While a brief search online didn't give any conclusive result, it
did show that it's possible to get a count for a scan or a query
without fetching the items themselves, which is a good thing (honestly,
I was not expecting this to be possible). This is done by setting the
select
parameter to count
:
out, err := client.Scan(&dynamodb.ScanInput{ TableName: aws.String("my-table"), ExpressionAttributeNames: expr.Names(), ExpressionAttributeValues: expr.Values(), FilterExpression: expr.Filter(), Select: types.SelectCount, }) if err != nil { return 0, err } return out.Count, nil
But the question remains: would this count only include those items that would be returned in the page of results?

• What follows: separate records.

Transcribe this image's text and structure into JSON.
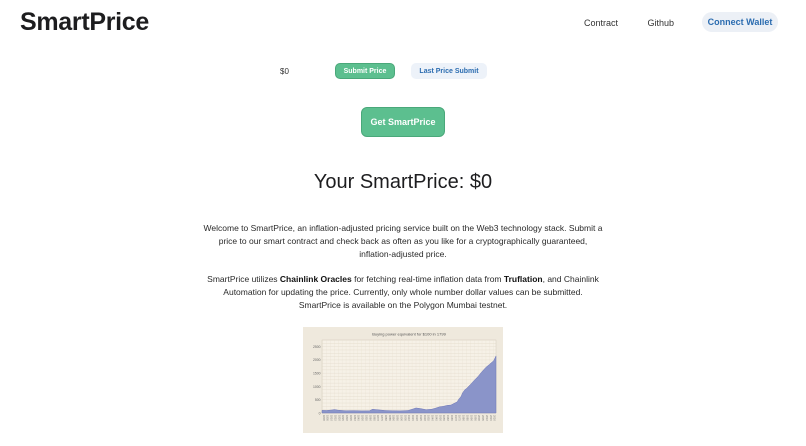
{
  "header": {
    "brand": "SmartPrice",
    "nav": {
      "contract": "Contract",
      "github": "Github"
    },
    "connect_wallet": "Connect Wallet"
  },
  "form": {
    "price_value": "$0",
    "submit_label": "Submit Price",
    "last_submit_label": "Last Price Submit",
    "get_label": "Get SmartPrice"
  },
  "result": {
    "headline": "Your SmartPrice: $0"
  },
  "intro": {
    "p1": "Welcome to SmartPrice, an inflation-adjusted pricing service built on the Web3 technology stack. Submit a price to our smart contract and check back as often as you like for a cryptographically guaranteed, inflation-adjusted price.",
    "p2_a": "SmartPrice utilizes ",
    "p2_b": "Chainlink Oracles",
    "p2_c": " for fetching real-time inflation data from ",
    "p2_d": "Truflation",
    "p2_e": ", and Chainlink Automation for updating the price. Currently, only whole number dollar values can be submitted. SmartPrice is available on the Polygon Mumbai testnet."
  },
  "colors": {
    "accent_green": "#5cbf8f",
    "accent_blue": "#2b6cb0",
    "chart_fill": "#8a94c9"
  },
  "chart_data": {
    "type": "area",
    "title": "Buying power equivalent for $100 in 1799",
    "y_ticks": [
      "0",
      "500",
      "1000",
      "1500",
      "2000",
      "2500"
    ],
    "ylim": [
      0,
      2750
    ],
    "xlim": [
      1799,
      2023
    ],
    "series": [
      {
        "x": [
          1799,
          1805,
          1812,
          1815,
          1820,
          1830,
          1840,
          1850,
          1860,
          1864,
          1866,
          1880,
          1890,
          1900,
          1910,
          1917,
          1920,
          1925,
          1933,
          1940,
          1945,
          1950,
          1955,
          1960,
          1965,
          1970,
          1973,
          1975,
          1978,
          1980,
          1983,
          1985,
          1990,
          1995,
          2000,
          2005,
          2010,
          2015,
          2020,
          2023
        ],
        "values": [
          100,
          95,
          115,
          130,
          105,
          85,
          90,
          80,
          82,
          140,
          135,
          95,
          85,
          80,
          95,
          160,
          190,
          170,
          125,
          140,
          180,
          230,
          250,
          285,
          300,
          375,
          420,
          520,
          620,
          760,
          880,
          920,
          1070,
          1230,
          1380,
          1560,
          1720,
          1840,
          1970,
          2150
        ]
      }
    ]
  }
}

So I set about testing this. I created a DynamoDB test instance running
in Docker and wrote a Go program which added 5,000 records simulating
coin tosses. Each item has a unique partition and sort key, plus a
boolean field indicating if the toss came up heads. It then performed a
single Scan over the table, filtering for and counting the records that
came up heads, and displayed the results to the output. It also printed
out whether the LastEvaluatedKey
was set, just to confirm that there
were no more pages of results.
I chose 5,000 items as that seemed like a dataset that was larger than a page if I were to fetch the items themselves. So I was happy to see the results come out at around 50% of the total result set:
2024/04/30 09:38:26 creating items 2024/04/30 09:38:58 created items 2024/04/30 09:38:59 count = 2422, next = map[]
So the answer is "yes" then?
Well no, unfortunately. Perusing the API docs for Scan a little closer revealed this little tidbit:
Also, if the processed dataset size exceeds 1 MB before DynamoDB reaches this limit, it stops the operation and returns the matching values up to the limit, and a key in LastEvaluatedKey to apply in a subsequent operation to continue the operation
To confirmed whether this applied to counts, I modified the program to add 2 KB of "junk" to each item and ran the test again. Here are the results:
2024/04/30 09:41:44 creating items 2024/04/30 09:42:19 created items 2024/04/30 09:42:19 count = 259, next = map[pk:0x14000518810 sk:0x140005187f8]
Ah, it's what I feared. Counts are bound to the 1 MB limit returned by DynamoDB.
So I modified the logic to page through the results until the last evaluated key returned nil. And running this got me back to the ~50% I was expecting:
2024/04/30 09:49:13 creating items 2024/04/30 09:49:46 created items 2024/04/30 09:49:46 count = 2512
So, just like getting all the items of a scan, the only surefire way to
get an accurate count is to iterate over all the returned pages until
the last evaluated key is nil
:
var ( count int lastEvalKey map[string]types.AttributeValue ) for { out, err := client.Scan(&dynamodb.ScanInput{ TableName: aws.String("my-table"), ExpressionAttributeNames: expr.Names(), ExpressionAttributeValues: expr.Values(), FilterExpression: expr.Filter(), Select: types.SelectCount, }) if err != nil { return 0, err } count += int(out.Count) if out.LastEvaluatedKey == nil { break } lastEvalKey = out.LastEvaluatedKey } return count, nil
Note: I didn't test queries, so I'm only assuming that this also works for those as well.